Вначале, с ходу, и эти фото получали редакционную апробацию, однако по мере того, как длилась война, Глеб все чаще стал получать из редакции разъяснения, что газета нуждается в снимках, поднимающих на борьбу, а не в лирике. Ему предлагалось сосредоточиться на ключевом, перспективном. И Глеб стал посылать все, что до известной степени можно было считать по тем временам перспективным: подбитый немецкий танк, сгоревший и рухнувший «мессершмитт» да пленного фрица, у которого на пряжке пояса, удерживающего штаны, значилось: «С нами бог».
Но все же так, для себя, про запас, продолжал снимать все тяжелое, застланное пылью и дымом, все беды, невзгоды, отчаяния, которые на сегодняшний день редактору не нужны, но которые люди, возможно, когда-нибудь все-таки захотят увидеть.
Он задумал снять серию под названием «Глаза». Глаза бойцов за обедом, глаза раненой медсестры, глаза сапера, нащупывающего мину. Глаза, глаза… Восторженные, задумчивые, бойкие, погибающие…
Для редакции он снимал пленных фрицев. Впрок, для себя, он снимал глаза.
Так же впрок он отщелкал серию «Ноги»: пехотные, беженские, молодые, старушечьи, девичьи, генеральские, в кирзе и хроме. Это была фотопоэма ног, опять же сегодня никчемная, однако, насколько можно предугадать, пронзительная для завтрашнего дня.
Много раз он мог быть убит, если бы пуля летела малость не так, как летела; нередко его миновала смерть, потому что именно в это мгновение он случайно сделал шаг в сторону или присел на пенек. Но он, Глеб, муж Алевтины Храповой, как раз сделал шаг в сторону и, значит, остался жить. И всякий раз живой, невредимый возвращался в шалман и расстилал свою плащ-палатку на том самом месте, откуда уехал.

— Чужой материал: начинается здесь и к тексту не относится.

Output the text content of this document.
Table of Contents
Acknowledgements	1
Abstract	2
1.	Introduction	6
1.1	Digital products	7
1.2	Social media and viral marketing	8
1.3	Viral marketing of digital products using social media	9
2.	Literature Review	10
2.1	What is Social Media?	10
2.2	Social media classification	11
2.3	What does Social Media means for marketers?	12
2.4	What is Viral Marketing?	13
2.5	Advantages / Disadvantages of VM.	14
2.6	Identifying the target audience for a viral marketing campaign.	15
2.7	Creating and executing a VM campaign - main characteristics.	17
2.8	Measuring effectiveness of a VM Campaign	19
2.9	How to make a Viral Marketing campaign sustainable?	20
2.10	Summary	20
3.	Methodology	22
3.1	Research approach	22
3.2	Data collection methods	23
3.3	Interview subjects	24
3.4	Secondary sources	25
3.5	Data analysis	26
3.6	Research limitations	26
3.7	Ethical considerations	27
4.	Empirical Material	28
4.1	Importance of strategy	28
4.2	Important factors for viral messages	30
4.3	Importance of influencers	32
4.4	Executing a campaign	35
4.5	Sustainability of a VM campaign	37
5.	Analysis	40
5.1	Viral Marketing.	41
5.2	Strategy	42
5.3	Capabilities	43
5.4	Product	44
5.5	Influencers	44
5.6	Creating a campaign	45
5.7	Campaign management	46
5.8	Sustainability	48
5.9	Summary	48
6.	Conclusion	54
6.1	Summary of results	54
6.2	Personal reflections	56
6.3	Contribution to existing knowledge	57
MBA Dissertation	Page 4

В шалмане же все было по-прежнему — шел нескончаемый спор. Глеб не спорил, ибо сразу набрасывался на письма от Тавочки. Тавочка писала нежно, ласково, но как-то отрывисто. Можно было понять, что она работает секретаршей на каком-то заводе, у какого-то строгого человека; что жива-здорова и что часто думает о Спасопесковском, о птице, распластанной на стене, а также о том, как им там было прекрасно и как однажды, шутливо писала она, они едва не свалились с кровати в порывах любви. Но скоро мы опять будем вместе, писала она, и уже на всю жизнь. «Целую тебя, мой родной, — стояло в конце письма. — Только бы ты был жив, — писала она, — мой хороший, единственный».
Прочитав эти письма, Глеб отправлялся в темный чулан проявлять то, что снял на передовых. Потом развешивал сушить пленку. И уже только тогда ложился на плащ-палатку. Засыпал быстро, но все-таки успевал подумать о Тавочке, и о том, как он любит ее, и о том, как они с ней однажды действительно чуть не свалились с кровати.
Больше он уже ни о чем не думал — он спал.